5.5 KiB
WebSocket 403 Error Analysis
Date: October 31, 2025
Issue: Direct WebSocket connection to wss://engine.kosmi.io/gql-ws returns 403 Forbidden
Tests Performed
Test 1: No Authentication
./test-websocket -mode 2
Result: 403 Forbidden ❌
Test 2: Origin Header Only
./test-websocket -mode 3
Result: 403 Forbidden ❌
Test 3: With JWT Token
./test-websocket-direct -token <CAPTURED_TOKEN>
Result: 403 Forbidden ❌
Test 4: With Session Cookies + Token
./test-session -room <URL> -token <TOKEN>
Result: 403 Forbidden ❌
Note: No cookies were set by visiting the room page
Analysis
Why 403?
The 403 error occurs during the WebSocket handshake, BEFORE we can send the connection_init message with the JWT token.

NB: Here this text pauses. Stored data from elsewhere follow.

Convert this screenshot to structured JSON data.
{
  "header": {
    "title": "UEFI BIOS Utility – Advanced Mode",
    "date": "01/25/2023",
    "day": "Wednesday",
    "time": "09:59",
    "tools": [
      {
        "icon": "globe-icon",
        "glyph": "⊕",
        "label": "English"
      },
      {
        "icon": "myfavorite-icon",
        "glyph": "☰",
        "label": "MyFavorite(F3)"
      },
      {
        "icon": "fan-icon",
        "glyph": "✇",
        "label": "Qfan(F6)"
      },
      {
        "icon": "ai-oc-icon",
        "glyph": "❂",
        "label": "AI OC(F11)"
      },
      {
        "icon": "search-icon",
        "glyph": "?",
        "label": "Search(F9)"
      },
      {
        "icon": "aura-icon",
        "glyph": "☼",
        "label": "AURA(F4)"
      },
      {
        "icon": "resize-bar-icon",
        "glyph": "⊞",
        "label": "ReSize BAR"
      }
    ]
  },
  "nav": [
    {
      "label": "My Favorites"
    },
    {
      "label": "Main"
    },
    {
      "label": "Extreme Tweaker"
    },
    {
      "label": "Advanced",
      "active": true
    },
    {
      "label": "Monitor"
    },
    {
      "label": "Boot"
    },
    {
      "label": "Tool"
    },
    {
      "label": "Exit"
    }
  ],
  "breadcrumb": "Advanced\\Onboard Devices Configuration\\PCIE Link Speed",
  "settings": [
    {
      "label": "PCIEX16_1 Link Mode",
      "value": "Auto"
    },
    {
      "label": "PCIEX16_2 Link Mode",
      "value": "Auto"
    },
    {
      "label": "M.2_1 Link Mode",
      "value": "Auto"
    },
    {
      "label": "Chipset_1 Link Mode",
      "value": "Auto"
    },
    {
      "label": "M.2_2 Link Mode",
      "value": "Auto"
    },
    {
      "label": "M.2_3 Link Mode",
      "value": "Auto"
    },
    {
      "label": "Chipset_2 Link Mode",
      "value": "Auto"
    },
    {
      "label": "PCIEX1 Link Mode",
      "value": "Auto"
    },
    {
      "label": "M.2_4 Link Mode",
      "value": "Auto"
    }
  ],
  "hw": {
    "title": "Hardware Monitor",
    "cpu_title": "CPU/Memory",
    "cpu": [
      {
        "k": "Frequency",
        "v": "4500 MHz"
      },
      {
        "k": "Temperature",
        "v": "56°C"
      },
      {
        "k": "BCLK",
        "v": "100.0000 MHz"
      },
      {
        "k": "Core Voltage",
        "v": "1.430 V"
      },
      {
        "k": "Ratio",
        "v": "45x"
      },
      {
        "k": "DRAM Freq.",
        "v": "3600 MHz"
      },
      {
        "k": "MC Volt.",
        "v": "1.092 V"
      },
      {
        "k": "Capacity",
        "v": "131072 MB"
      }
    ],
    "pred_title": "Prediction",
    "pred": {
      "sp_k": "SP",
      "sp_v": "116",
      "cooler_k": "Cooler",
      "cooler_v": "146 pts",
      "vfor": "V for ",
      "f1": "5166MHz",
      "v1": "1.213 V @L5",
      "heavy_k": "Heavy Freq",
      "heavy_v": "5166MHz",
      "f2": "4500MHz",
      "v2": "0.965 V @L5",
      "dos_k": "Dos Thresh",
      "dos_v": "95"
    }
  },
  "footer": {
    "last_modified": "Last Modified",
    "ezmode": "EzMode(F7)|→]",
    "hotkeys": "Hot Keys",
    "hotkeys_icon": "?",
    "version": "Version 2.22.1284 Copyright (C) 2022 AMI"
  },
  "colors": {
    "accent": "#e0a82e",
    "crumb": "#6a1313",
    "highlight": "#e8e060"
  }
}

This means:
- ❌ It's NOT about the JWT token (that's sent after connection)
- ❌ It's NOT about cookies (no cookies are set)
- ❌ It's NOT about the Origin header (we're sending the correct origin)
- ✅ It's likely a security measure at the WebSocket server or proxy level
Possible Causes
-
Cloudflare/CDN Protection
- Server: "Cowboy" with "Via: 1.1 Caddy"
- May have bot protection that detects non-browser clients
- Requires JavaScript challenge or proof-of-work
-
TLS Fingerprinting
- Server may be checking the TLS client hello fingerprint
- Go's TLS implementation has a different fingerprint than browsers
- This is commonly used to block bots
-
WebSocket Sub-protocol Validation
- May require specific WebSocket extension headers
- Browser sends additional headers that we're not replicating
-
IP-based Rate Limiting
- Previous requests from the same IP may have triggered protection
- Would explain why browser works but our client doesn't
Evidence from ChromeDP
ChromeDP DOES work because:
- It's literally a real Chrome browser
- Has the correct TLS fingerprint
- Passes all JavaScript challenges
- Has complete browser context
Recommended Solution
Hybrid Approach: ChromeDP for Token, Native for WebSocket
Since:
- JWT tokens are valid for 1 year
- ChromeDP successfully obtains tokens
- Native WebSocket cannot bypass 403
Solution: Use ChromeDP to get the token once, then cache it:
type TokenCache struct {
token string
expiration time.Time
mu sync.RWMutex
}
func (c *TokenCache) Get() (string, error) {
c.mu.RLock()
defer c.mu.RUnlock()
if c.token != "" && time.Now().Before(c.expiration) {
return c.token, nil // Use cached token
}
// Token expired or missing, get new one via ChromeDP
return c.refreshToken()
}
func (c *TokenCache) refreshToken() (string, error) {
c.mu.Lock()
defer c.mu.Unlock()
// Launch ChromeDP, visit room, extract token
token := extractTokenViaChromeDPOnce()
// Cache for 11 months (give 1 month buffer)
c.token = token
c.expiration = time.Now().Add(11 * 30 * 24 * time.Hour)
return token, nil
}
Benefits:
- ✅ Only need ChromeDP once per year
- ✅ Native WebSocket for all subsequent connections
- ✅ Lightweight after initial token acquisition
- ✅ Automatic token refresh when expired
Alternative: Keep ChromeDP
If we can't bypass the 403, we should optimize the ChromeDP approach instead:
-
Reduce Memory Usage
- Use headless-shell instead of full Chrome (~50MB vs ~200MB)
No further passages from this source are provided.